I Am Worthy
In the span of one week, I have found myself in tears for two completely different reasons. The first being the tragic massacre that took eight lives in Atlanta, Georgia. Make no mistake that that horrible incident was--and remains--a hate crime. I don't give a fuck about that man's so-called "bad day." What I care about are the lives that were stolen because some evil person saw to it that he inflict pain and hurt on others including the families of those victims. I still struggle to contain my emotions whenever I think about that day or the countless people within my AAPI community who have been traumatized by the horrible and racist acts of violence. Even now, I feel pure rage running through my veins and every part of me wants to yell at the world. I want to scream at everyone who continues to treat me and my fellow community members as "Other." Regardless of the fact that generations have built their lives on this stolen land, there are still many that strive to gaslight us and make us feel like we are far from American. I want to yell at every single person who questioned my ethnicity because to them, I seemed "too pretty" to be full Filipina. To those people, they couldn't imagine me being an American-born Filipina that looked like me but didn't have a drop of European or some other Western blood in me.

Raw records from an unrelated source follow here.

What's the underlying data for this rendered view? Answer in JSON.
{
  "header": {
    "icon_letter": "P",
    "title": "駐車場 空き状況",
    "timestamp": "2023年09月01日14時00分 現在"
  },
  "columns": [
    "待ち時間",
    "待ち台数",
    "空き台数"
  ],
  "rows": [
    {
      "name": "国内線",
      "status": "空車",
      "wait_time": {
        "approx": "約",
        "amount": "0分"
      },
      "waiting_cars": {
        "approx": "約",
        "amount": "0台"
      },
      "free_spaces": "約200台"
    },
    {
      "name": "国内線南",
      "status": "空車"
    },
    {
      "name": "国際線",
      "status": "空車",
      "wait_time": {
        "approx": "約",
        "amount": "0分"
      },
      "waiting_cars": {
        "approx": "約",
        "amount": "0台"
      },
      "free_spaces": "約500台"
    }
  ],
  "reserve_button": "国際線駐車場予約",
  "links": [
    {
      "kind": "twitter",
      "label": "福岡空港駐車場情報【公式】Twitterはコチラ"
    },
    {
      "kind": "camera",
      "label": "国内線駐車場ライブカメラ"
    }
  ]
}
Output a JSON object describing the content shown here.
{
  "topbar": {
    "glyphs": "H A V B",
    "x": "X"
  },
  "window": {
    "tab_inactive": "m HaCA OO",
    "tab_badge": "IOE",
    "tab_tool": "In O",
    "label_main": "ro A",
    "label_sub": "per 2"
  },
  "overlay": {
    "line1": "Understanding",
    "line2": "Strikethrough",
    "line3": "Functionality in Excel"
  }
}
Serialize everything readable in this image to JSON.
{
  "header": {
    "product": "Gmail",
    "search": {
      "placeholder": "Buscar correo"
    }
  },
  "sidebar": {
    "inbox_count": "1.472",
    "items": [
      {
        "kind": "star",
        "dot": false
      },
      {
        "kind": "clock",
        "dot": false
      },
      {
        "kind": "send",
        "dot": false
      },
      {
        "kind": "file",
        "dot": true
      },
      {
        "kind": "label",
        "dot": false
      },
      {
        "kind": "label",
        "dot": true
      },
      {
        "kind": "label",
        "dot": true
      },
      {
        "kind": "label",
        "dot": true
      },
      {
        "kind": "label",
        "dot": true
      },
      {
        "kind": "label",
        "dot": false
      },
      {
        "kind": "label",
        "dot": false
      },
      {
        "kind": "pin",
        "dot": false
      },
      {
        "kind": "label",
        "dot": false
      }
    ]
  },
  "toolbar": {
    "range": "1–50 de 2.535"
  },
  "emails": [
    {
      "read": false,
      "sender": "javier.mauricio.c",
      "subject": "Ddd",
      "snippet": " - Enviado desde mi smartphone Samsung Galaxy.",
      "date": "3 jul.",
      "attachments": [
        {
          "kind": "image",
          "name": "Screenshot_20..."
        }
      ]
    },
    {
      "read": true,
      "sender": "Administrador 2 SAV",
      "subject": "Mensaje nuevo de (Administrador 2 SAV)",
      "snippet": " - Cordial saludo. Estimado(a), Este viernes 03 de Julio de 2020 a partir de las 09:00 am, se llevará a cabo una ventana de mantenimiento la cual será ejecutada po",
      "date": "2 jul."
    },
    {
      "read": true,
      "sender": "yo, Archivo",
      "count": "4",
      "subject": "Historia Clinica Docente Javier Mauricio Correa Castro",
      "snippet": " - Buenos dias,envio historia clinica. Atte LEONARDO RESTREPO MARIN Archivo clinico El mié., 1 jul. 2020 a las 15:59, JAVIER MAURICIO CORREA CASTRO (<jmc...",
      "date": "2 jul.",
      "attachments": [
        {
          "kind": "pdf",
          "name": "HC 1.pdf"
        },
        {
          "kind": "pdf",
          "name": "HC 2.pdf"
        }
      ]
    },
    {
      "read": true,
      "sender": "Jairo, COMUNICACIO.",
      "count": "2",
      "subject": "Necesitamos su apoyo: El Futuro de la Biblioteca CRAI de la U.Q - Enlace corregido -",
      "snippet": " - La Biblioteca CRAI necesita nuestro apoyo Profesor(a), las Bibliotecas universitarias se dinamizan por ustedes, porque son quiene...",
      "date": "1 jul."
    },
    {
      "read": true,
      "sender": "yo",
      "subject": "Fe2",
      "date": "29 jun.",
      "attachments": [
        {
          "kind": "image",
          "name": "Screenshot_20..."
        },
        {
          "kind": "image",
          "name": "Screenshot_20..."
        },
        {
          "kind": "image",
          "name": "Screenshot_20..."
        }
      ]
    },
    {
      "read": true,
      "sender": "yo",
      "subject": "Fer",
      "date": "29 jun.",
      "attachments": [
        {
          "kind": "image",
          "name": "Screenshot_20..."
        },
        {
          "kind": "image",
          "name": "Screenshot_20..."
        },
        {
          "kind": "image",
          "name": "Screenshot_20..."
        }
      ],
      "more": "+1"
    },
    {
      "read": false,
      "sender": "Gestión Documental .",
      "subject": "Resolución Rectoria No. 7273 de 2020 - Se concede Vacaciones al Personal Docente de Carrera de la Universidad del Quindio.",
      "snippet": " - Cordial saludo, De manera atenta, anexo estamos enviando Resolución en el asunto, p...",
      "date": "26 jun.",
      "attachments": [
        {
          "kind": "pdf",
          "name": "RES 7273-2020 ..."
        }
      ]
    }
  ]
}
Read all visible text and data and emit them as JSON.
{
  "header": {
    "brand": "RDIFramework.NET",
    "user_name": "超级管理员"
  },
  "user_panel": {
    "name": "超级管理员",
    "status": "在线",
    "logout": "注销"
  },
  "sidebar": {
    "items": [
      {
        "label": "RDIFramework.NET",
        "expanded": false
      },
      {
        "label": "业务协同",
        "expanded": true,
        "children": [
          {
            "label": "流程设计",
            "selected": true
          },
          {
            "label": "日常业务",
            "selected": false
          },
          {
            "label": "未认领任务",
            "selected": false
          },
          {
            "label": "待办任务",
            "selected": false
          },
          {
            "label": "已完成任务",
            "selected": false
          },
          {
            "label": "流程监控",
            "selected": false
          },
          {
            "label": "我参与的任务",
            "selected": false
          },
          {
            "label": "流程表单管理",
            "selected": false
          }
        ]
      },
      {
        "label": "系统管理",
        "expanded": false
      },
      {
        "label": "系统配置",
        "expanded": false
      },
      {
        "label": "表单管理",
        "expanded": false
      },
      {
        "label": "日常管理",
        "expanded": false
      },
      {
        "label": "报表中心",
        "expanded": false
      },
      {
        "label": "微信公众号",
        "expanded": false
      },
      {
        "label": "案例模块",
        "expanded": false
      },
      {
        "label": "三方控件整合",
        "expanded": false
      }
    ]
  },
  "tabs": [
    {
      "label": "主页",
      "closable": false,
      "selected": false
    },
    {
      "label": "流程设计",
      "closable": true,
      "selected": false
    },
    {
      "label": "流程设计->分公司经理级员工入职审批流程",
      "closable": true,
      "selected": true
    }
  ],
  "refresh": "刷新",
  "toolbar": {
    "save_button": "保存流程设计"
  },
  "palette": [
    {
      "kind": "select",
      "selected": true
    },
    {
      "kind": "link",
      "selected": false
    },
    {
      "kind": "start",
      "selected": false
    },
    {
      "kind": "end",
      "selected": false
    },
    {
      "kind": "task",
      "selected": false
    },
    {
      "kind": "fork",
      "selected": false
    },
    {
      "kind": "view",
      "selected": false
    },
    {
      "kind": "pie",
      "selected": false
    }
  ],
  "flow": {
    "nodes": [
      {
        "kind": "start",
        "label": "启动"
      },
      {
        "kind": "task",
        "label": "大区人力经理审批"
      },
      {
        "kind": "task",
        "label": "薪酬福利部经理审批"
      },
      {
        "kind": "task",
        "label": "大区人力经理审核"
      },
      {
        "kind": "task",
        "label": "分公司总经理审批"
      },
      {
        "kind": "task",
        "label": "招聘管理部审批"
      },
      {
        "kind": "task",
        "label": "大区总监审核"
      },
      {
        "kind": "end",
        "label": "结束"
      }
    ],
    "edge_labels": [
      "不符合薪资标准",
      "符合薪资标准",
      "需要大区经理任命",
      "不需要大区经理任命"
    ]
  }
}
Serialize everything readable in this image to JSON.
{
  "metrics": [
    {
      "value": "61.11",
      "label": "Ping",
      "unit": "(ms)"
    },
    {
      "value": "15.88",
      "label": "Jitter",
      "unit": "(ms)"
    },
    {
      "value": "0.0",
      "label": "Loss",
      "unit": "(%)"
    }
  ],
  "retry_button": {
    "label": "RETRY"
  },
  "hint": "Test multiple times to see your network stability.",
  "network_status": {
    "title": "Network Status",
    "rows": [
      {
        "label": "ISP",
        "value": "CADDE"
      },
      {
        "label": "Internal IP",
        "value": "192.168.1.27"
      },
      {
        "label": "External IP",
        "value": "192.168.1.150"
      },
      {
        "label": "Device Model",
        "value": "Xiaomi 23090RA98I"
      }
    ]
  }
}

But today.. Today, I have a happy reason for these tears because I was accepted into a Master's Program. To many, this may seem like a small feat nor do I expect others to completely understand the joy that's at odds with the anger within me. But to me, this acceptance means everything to me. It means an accomplishment that I never thought I'd be crying over but alas, here I am. Years ago, I used to tell myself that I didn't need to pursue my Master's Degree. I already struggled to complete my Bachelor's Degree so there was no point in stepping foot into a classroom, much less fill out applications. Looking back, I realize I had a strong fear of rejection and imposter's syndrome all rolled into one. I feared that my grades weren't good enough, much less have GPA that I could be proud of. As someone who balanced a demanding part-time job and school, I found it difficult to complete assignments without falling asleep. I feared I wasn't good enough. I worried I wasn't smart enough. My anxiety combined with imposter's syndrome told me that I would be rejected without a single thought because at the end of the day.. who was I to think I could get a Master's Degree?
Well, I'm happy to prove to myself that I am worthy. I am more capable than all of those anxious thoughts and fears that used to freeze me from completing an application. I am so so much more.
And more importantly, I'm on my way to becoming Master Francisco.